There are serious questions from an attempted takeover of Venezuela, a sovereign nation, by a piqued Trump. Why not China, where fentanyl is said to originate, or Mexico, where it is processed? Why not Colombia, which has been dealing with cartels for decades?
If we care so much about foreign leaders who promote drug sales, why did this very same Trump pardon the former Honduras president who was not only arrested, but convicted and imprisoned in the U.S. for smuggling 400 tons of cocaine into this country?
Peacemaker Trump?
Why was Trump only casually mentioning to Fox News that U.S helicopter was hit? Doing so seems only to underscore that Trump sees the military as a plaything for him to use at will to satisfy some gut instinct rather than to carry out strategic planning.
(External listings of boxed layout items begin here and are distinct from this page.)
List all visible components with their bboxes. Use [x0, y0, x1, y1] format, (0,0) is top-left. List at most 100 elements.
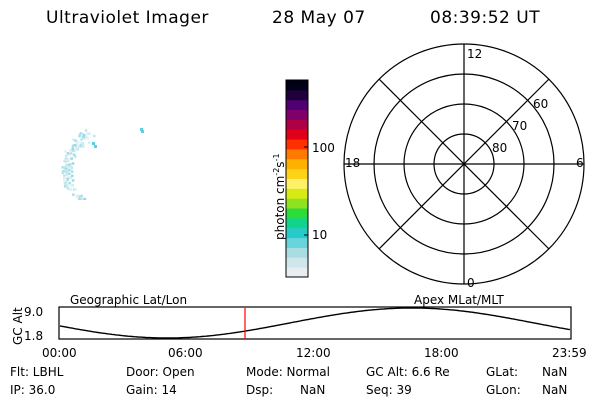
emission-pixel [71, 138, 75, 141]
info-mode: Mode: Normal [246, 365, 330, 379]
colorbar-unit-s: s [273, 161, 287, 168]
emission-pixel [68, 169, 71, 172]
emission-pixel [65, 173, 69, 176]
emission-pixel [65, 165, 69, 168]
emission-pixel [94, 145, 97, 148]
emission-pixel [70, 166, 73, 170]
colorbar-unit-label: photon cm-2s-1 [272, 153, 287, 240]
emission-pixel [64, 150, 67, 153]
emission-pixel [78, 134, 81, 138]
emission-pixel [65, 154, 68, 158]
emission-pixel [87, 141, 91, 144]
emission-pixel [63, 176, 66, 179]
emission-pixel [68, 153, 72, 156]
auroral-oval-emission [61, 128, 144, 200]
emission-pixel [71, 147, 74, 150]
emission-pixel [66, 178, 69, 181]
colorbar-swatch [286, 109, 308, 120]
orbit-ytick-low: 1.8 [24, 329, 44, 343]
emission-pixel [72, 193, 75, 196]
polar-label-0: 0 [467, 276, 475, 290]
colorbar-swatch [286, 188, 308, 199]
orbit-altitude-curve [59, 307, 571, 339]
colorbar-swatch [286, 158, 308, 170]
emission-pixel [76, 148, 79, 151]
emission-pixel [71, 162, 75, 165]
emission-pixel [75, 140, 79, 144]
emission-pixel [93, 134, 96, 138]
emission-pixel [71, 144, 75, 148]
colorbar-unit-exp1: -2 [272, 167, 281, 176]
info-dsp-value: NaN [300, 383, 326, 397]
emission-pixel [68, 170, 72, 174]
orbit-xtick-0000: 00:00 [42, 346, 77, 360]
colorbar-tick-label-100: 100 [312, 141, 335, 155]
emission-pixel [67, 164, 70, 168]
emission-pixel [74, 188, 78, 191]
polar-grid [343, 43, 585, 285]
colorbar-swatch [286, 237, 308, 248]
emission-pixel [79, 132, 83, 135]
emission-pixel [83, 135, 86, 138]
emission-pixel [63, 185, 67, 188]
emission-pixel [80, 194, 83, 198]
emission-pixel [70, 164, 73, 167]
polar-label-12: 12 [467, 47, 483, 61]
colorbar-swatch [286, 148, 308, 160]
image-date: 28 May 07 [272, 8, 366, 28]
emission-pixel [72, 153, 76, 156]
emission-pixel [64, 158, 68, 161]
emission-pixel [141, 130, 144, 133]
colorbar-unit-exp2: -1 [272, 153, 281, 162]
colorbar-swatch [286, 198, 308, 209]
info-seq: Seq: 39 [366, 383, 412, 397]
emission-pixel [65, 167, 68, 170]
emission-pixel [66, 169, 70, 172]
emission-pixel [63, 169, 67, 173]
colorbar-frame [285, 79, 309, 278]
emission-pixel [81, 144, 84, 148]
emission-pixel [73, 144, 77, 147]
auroral-image [61, 128, 144, 200]
emission-pixel [85, 135, 88, 138]
emission-pixel [70, 170, 74, 173]
emission-pixel [80, 138, 83, 141]
emission-pixel [66, 152, 70, 155]
emission-pixel [79, 144, 82, 147]
colorbar-swatch [286, 217, 308, 229]
info-glat-label: GLat: [486, 365, 519, 379]
emission-pixel [74, 139, 77, 142]
orbit-left-label: Geographic Lat/Lon [70, 293, 188, 307]
emission-pixel [84, 129, 88, 132]
colorbar-swatch [286, 247, 308, 258]
info-ip: IP: 36.0 [10, 383, 56, 397]
emission-pixel [75, 194, 79, 198]
emission-pixel [86, 137, 90, 140]
polar-diagonal-2 [378, 78, 550, 250]
emission-pixel [69, 151, 73, 155]
emission-pixel [71, 179, 75, 182]
image-time: 08:39:52 UT [430, 8, 541, 28]
colorbar-swatch [286, 267, 308, 278]
emission-pixel [64, 178, 67, 181]
info-filter: Flt: LBHL [10, 365, 64, 379]
emission-pixel [73, 148, 77, 152]
emission-pixel [77, 141, 80, 144]
info-gc-alt: GC Alt: 6.6 Re [366, 365, 450, 379]
info-glon-value: NaN [542, 383, 568, 397]
colorbar-swatch [286, 119, 308, 130]
emission-pixel [68, 172, 71, 175]
emission-pixel [92, 142, 95, 145]
polar-label-6: 6 [576, 156, 584, 170]
emission-pixel [64, 181, 68, 184]
emission-pixel [61, 171, 64, 175]
polar-label-70: 70 [512, 119, 528, 133]
info-glon-label: GLon: [486, 383, 521, 397]
colorbar-swatch [286, 129, 308, 140]
info-gain: Gain: 14 [126, 383, 177, 397]
emission-pixel [86, 132, 89, 135]
colorbar-swatches [286, 80, 308, 278]
orbit-xtick-0600: 06:00 [168, 346, 203, 360]
orbit-axis-label: GC Alt [11, 307, 25, 345]
info-glat-value: NaN [542, 365, 568, 379]
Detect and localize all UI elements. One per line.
Why the constant show of force, particularly from a Trump who jealously wants a Nobel Peace Prize and brags about settling various conflicts – that remain contentious? Who is granting Trump the right to run this hemisphere as a personal sandbox?
Indeed, just this week, Trump threatened Iran over any crackdown on public protests even as Trump seeks to put the U.S. military on our own city streets to stop our own protests about his presidency.
What makes this incursion different from Russia seeking the overthrow of Ukraine?
In place of a congressional declaration of war with an explanation of goals, we have a Trump Social Media post in the middle of the night. We see after the fact efforts from Secretary of State Mario Rubio — who had said we were not pursuing regime change and now insists that military conflict is over after this set of bombing — with Republican senators and international leaders to calm fears of a wider conflict. Rubio insisted it was largely a law enforcement issue and a “trigger” situation that precluded congressional notification.
A number of Republican lawmakers who represent districts in Southern Florida with large Venezuelan Americans were celebrating.
Russian and Iranian leaders immediately sided with Venezuela, Columbia put its army on alert for new migrations and called for immediate UN Security Council review, international figures were at least wary if not angered by the actions. Only Argentina’s leader, a Trump ally, was vocal in support. Diplomatic experts were concerned that the move would further embolden China to like acts in Taiwan.
The ripples are not just local to the suddenly uncertain streets of Caracas.
Apart from all else, declaring this act of war an execution of a years-old arrest warrant flies in the face of others, including Russia’s Vladimir Putin, who face outstanding charges. Those, of course, also had included Trump’s own allegations of law-breaking until his Justice Department forced their dismissal.